BigBasket does about 100-110 tonnes of groceries a day. It is not a big player in fruit and vegetables. They accounted for just 17 percent of July’s grocery sales of Rs 112 cr. The Mandanapalli collection centre handles about one to 1.4 tonnes of produce a day. This is the quantity sold by just one Safal outlet of Mother Dairy in Delhi. Safal has 300 of them in the capital city and they do 350 tonnes a day. But it has been in action since 1986.
At the Madanapalli centre, vegetables are manually sorted out, packaged and despatched to the distribution centre at Mahadevapura in Bengaluru where orders for F&V and groceries are segregated, bar coded, pooled, and despatched to five hubs in the city, from where they are delivered to homes. The grocer has such collection centres in eight metros and mini-metros. It operates in 25 cities.
Seshu Tirumala, national head for merchandising, says BigBasket has a base of two million customers of whom about half a million buy every month. Eighty five percent of the customers tend to stick on after three purchases. It is uneconomical to deliver orders of less than Rs 500. The typical order value is about Rs 1,400. Customers are persuaded to spend more with discounts ─ 4 percent for orders above Rs 1,500 and 7 percent if they are double the size.

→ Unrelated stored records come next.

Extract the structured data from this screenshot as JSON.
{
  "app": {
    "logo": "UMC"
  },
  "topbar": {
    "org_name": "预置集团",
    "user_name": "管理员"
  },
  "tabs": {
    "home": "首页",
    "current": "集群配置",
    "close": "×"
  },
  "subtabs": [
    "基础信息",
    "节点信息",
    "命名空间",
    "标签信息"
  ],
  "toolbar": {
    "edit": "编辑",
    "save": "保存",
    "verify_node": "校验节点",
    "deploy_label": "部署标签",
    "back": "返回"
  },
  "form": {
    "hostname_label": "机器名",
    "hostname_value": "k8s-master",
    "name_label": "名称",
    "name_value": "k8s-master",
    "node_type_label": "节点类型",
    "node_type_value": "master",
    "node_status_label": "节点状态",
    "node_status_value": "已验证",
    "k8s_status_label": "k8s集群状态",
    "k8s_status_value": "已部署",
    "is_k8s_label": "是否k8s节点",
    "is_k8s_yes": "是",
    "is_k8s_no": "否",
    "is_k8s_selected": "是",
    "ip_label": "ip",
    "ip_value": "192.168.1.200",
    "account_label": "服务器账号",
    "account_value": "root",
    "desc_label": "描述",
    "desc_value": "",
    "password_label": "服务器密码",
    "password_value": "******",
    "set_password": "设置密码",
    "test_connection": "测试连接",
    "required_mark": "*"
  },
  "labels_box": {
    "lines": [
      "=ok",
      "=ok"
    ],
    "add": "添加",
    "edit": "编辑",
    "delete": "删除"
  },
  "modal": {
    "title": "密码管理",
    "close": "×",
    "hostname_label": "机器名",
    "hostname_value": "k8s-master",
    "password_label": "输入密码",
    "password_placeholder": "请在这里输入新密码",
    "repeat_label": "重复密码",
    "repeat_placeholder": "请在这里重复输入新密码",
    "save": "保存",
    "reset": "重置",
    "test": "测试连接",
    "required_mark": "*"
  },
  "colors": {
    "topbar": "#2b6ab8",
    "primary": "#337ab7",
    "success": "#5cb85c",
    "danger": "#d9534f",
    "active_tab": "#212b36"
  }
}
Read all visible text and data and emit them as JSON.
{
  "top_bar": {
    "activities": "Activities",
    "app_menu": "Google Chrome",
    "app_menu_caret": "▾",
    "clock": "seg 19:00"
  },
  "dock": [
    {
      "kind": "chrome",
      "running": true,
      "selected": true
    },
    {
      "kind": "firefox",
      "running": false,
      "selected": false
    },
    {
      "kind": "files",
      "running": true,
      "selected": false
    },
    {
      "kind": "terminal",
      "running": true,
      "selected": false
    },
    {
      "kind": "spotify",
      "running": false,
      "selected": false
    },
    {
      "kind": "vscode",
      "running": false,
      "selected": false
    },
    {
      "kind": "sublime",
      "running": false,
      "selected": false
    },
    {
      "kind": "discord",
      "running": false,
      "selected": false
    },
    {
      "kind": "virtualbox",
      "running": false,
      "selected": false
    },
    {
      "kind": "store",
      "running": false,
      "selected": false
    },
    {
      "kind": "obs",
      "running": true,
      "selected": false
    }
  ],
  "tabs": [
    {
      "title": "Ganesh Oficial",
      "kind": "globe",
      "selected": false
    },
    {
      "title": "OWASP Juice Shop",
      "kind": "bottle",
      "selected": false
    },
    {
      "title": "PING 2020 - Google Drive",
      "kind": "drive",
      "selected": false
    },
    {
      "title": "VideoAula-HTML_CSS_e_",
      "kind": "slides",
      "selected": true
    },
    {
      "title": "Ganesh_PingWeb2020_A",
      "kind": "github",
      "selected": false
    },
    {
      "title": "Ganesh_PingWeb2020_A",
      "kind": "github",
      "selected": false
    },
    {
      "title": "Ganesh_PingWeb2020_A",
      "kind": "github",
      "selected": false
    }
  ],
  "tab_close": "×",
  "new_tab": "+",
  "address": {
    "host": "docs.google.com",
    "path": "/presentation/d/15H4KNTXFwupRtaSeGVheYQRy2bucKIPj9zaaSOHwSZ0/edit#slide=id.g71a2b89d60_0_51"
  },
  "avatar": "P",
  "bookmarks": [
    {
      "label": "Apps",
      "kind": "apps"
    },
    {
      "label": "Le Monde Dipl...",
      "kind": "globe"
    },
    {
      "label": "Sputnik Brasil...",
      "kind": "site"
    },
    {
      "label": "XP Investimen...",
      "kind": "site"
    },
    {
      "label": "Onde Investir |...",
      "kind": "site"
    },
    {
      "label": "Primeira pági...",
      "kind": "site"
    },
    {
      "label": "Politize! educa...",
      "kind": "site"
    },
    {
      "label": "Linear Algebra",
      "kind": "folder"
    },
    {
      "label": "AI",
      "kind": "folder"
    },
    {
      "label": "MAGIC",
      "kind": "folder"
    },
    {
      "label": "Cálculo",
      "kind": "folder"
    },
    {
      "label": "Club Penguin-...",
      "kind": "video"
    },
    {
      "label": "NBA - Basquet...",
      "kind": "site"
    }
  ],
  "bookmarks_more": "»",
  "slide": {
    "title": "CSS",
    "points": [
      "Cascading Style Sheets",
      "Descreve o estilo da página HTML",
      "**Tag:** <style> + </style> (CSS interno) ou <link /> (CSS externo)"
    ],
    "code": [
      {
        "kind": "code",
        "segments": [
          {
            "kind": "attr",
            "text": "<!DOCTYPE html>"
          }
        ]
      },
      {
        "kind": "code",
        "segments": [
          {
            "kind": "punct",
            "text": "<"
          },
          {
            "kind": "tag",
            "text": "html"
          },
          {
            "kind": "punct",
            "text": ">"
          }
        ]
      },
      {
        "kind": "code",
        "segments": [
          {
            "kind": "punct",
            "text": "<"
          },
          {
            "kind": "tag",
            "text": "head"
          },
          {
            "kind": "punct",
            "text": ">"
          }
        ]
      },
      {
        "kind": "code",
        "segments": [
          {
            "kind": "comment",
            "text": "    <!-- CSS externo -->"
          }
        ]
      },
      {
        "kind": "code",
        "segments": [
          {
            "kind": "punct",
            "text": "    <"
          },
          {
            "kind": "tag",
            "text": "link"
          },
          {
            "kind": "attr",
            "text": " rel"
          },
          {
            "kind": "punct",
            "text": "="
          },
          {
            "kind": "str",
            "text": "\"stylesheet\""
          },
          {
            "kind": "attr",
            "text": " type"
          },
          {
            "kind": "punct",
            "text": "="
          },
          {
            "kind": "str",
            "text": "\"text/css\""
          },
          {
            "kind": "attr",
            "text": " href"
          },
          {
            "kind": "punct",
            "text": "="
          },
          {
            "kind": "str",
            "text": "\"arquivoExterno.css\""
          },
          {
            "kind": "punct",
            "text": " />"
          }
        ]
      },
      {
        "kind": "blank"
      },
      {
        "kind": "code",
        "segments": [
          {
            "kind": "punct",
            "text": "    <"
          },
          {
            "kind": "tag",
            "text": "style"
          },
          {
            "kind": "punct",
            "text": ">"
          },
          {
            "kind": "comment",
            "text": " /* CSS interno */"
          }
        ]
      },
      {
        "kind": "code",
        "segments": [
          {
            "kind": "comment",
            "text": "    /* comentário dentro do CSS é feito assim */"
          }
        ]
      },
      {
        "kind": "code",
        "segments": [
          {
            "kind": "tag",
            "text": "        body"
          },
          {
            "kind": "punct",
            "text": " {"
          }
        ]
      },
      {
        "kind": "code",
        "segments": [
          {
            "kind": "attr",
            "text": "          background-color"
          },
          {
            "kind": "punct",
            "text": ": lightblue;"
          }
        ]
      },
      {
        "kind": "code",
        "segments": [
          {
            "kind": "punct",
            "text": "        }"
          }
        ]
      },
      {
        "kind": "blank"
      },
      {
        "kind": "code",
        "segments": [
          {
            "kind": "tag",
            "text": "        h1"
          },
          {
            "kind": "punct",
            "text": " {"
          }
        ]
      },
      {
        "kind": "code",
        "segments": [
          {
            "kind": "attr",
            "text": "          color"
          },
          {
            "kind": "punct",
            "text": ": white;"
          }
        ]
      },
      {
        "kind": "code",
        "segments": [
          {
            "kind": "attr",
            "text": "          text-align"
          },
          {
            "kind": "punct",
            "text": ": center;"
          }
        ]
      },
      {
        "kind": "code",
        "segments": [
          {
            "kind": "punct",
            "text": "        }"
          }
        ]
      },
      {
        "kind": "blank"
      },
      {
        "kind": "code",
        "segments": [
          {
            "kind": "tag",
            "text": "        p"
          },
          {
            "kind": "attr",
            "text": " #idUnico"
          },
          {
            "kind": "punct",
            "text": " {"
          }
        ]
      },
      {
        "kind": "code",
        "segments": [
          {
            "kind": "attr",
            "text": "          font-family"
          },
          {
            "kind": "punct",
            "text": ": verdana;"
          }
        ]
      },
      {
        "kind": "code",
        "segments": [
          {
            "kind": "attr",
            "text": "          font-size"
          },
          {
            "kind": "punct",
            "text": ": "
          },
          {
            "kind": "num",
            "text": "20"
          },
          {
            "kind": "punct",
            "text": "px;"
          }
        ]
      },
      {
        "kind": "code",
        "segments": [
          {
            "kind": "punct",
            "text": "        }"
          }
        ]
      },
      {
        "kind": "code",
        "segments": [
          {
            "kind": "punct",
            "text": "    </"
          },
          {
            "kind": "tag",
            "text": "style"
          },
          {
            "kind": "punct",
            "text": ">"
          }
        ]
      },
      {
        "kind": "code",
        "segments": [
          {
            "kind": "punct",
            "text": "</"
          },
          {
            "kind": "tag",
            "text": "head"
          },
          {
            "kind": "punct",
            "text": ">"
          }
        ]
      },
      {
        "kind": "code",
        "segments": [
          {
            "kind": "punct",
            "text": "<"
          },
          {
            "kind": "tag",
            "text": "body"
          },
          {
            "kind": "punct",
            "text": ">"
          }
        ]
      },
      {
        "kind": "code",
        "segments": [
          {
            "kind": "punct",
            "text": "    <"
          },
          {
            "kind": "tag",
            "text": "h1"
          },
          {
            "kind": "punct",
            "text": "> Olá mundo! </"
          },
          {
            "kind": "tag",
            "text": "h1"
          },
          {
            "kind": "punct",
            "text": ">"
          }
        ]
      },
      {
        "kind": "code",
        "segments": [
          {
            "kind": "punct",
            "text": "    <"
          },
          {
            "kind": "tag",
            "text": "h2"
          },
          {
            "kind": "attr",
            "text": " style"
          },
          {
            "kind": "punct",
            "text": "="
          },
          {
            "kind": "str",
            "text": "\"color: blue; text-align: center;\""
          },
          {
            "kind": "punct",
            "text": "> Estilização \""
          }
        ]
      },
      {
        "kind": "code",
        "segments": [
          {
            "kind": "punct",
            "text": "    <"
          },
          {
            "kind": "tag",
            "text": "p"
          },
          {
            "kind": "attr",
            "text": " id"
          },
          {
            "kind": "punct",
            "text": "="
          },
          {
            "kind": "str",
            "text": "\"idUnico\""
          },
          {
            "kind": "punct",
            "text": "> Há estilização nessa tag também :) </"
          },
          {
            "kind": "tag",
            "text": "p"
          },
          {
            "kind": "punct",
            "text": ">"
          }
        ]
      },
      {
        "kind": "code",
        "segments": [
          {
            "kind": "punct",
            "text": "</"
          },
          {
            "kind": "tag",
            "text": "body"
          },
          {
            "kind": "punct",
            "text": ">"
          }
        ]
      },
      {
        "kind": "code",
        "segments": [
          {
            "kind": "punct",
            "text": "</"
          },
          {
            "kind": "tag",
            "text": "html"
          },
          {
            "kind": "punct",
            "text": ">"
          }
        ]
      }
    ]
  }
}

BigBasket wants to be entirely organic as that is where fussy customers seem to be heading. But when it charged a premium, sales dropped so it has settled for a mark-up of about 10 percent over conventionally grown fruits and vegetables that account for the bulk of its sales.
Organic might be consumer code for safe food. High productivity cannot be affordably achieved without chemical fertilizers. Farm yard manure is needed to enhance soil texture and promote growth of beneficial microbes. The blend makes agriculture sustainable, says the Indian Institute of Farming Systems Research in Modipuram, near Delhi. Protocols should be followed with pesticides as well. In the Chickaballapur and Kolar areas, cauliflower, cabbage and brinjal are dunked in pesticides just before harvesting, says Kumar. If spraying is done in prescribed doses and safe waiting periods are observed, mass-produced fruits and vegetables will not be unhealthy.
BigBasket is engaged with 1,100 farmers. It has informal arrangements with them. ‘We may move to contract farming in the future,’ says Vipul Mittal, the category head for fruits and vegetables. Currently consumers place orders through an app. This facility can also be extended to farmers, who can tell BigBasket what they have to sell and the time of harvesting. ‘This will help us plan logistics better,’ says Mittal.
Pravesh Sharma, co-founder and CEO of Sabziwala.com, a startup which began selling fruits and vegetables commercially in Delhi in June thinks tactile experience is essential to buying green groceries and they cannot be successfully sold online. The IAS officer who quit the service at age 57 sells them in packets with fixed prices through franchisees. An app informs consumers were the stores are. Sabziwala sells 17 tonnes per day in Delhi’s Dwarka and Janakpuri. Sharma was agriculture secretary of Madhya Pradesh and also managing director of a central government entity which promotes farmer producer companies, with which Sabziwala.com has sourcing links.
By upgrading farming standards, grocers like BigBasket and Sabziwala can create reliable sources of supply, which other buyers can tap into. Deesa town in Gujarat has become a hub for potatoes used for wafers and French fries because of the groundwork done by two MNCs. At last count, it had 135 cold storages.
Not all grocery startups may last but they can leave a lasting impact.